West's leading lady, the talented Jocelin Donahue, plays Samantha, a young college student strapped for cash. Thanks to the efforts of her upbeat friend (Greta Gerwig), Samantha lands a babysitter gig at an ancient mansion in the woods. The job, however, turns out to be a lot crazier than she expected. The eerie man responsible for hiring her (Tom Noonan, appropriately deadpan) admits he has no kids, only a strangely absent mother. His real motives don't emerge until the fast-paced finale, allowing the aura to toy around with the viewers' imagination.

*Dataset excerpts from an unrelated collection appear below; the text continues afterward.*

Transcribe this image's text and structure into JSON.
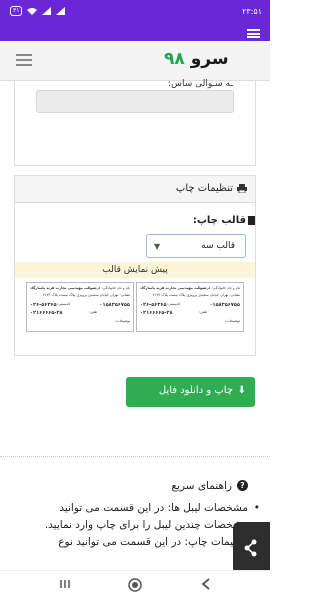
{
  "status_bar": {
    "time": "۲۳:۵۱",
    "battery": "۳۱",
    "accent": "#6a27d8"
  },
  "site": {
    "logo_text": "سرو",
    "logo_num": "۹۸"
  },
  "previous_card": {
    "partial_label": "ـه سـوالی ساس:"
  },
  "print_settings": {
    "title": "تنظیمات چاپ",
    "template_label": "قالب چاپ:",
    "template_selected": "قالب سه",
    "preview_label": "پیش نمایش قالب"
  },
  "labels": [
    {
      "sender": "نام و نام خانوادگی: فرستنده",
      "company": "شرکت مهندسی تجارت فرید پاسارگاد",
      "address": "نشانی: تهران خیابان سعیدی پرویزی پلاک بیست پلاک ۲۱۷۳",
      "postal_label": "کدپستی:",
      "postal_code": "۰۱۵۸۳۵۶۷۵۵",
      "phone_label": "تلفن:",
      "phone": "۰۲۶-۵۶۳۶۵",
      "mobile_label": "تلفن:",
      "mobile": "۰۲۱۶۶۶۶۵-۲۸",
      "desc": "توضیحات:"
    },
    {
      "sender": "نام و نام خانوادگی: فرستنده",
      "company": "شرکت مهندسی تجارت فرید پاسارگاد",
      "address": "نشانی: تهران خیابان سعیدی پرویزی پلاک بیست پلاک ۲۱۷۳",
      "postal_label": "کدپستی:",
      "postal_code": "۰۱۵۸۳۵۶۷۵۵",
      "phone_label": "تلفن:",
      "phone": "۰۲۶-۵۶۳۶۵",
      "mobile_label": "تلفن:",
      "mobile": "۰۲۱۶۶۶۶۵-۲۸",
      "desc": "توضیحات:"
    }
  ],
  "download_button": {
    "label": "چاپ و دانلود فایل",
    "color": "#2fae51"
  },
  "guide": {
    "title": "راهنمای سریع",
    "items": [
      "مشخصات لیبل ها: در این قسمت می توانید مشخصات چندین لیبل را برای چاپ وارد نمایید.",
      "تنظیمات چاپ: در این قسمت می توانید نوع"
    ]
  }
}
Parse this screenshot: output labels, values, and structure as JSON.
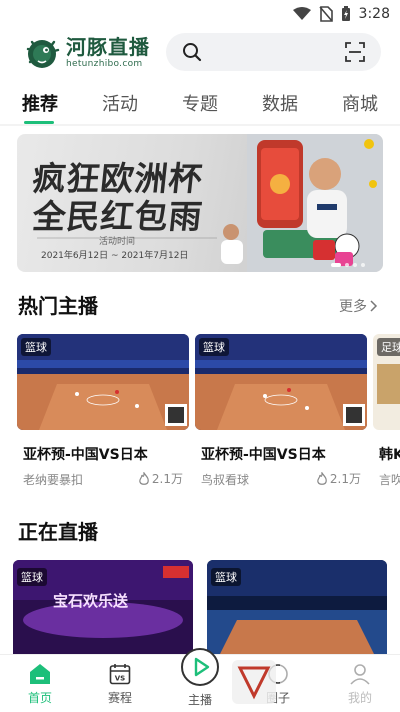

As Samantha wanders around the vacant mansion, West develops a constant sense of dread, which forces us to pay close attention to the character, grow comfortable with her -- and worry for her safety. (As Satanic worshipping creeps into the story, that becomes a reasonable concern.) West's style culls from the vibe of late 1980s horror (and subtly sets the movie in that period), but it's his authentic filmmaking skill that makes "Devil" such an enthralling experience. Unlike the miscalculation of "Grindhouse," West's movie relies less on homage than on narrative refinement. His unseen sequel to Eli Roth's "Cabin Fever" lies on Lionsgate's cutting room floor, but "Devil" indicates the director will continue to churn out top-notch work.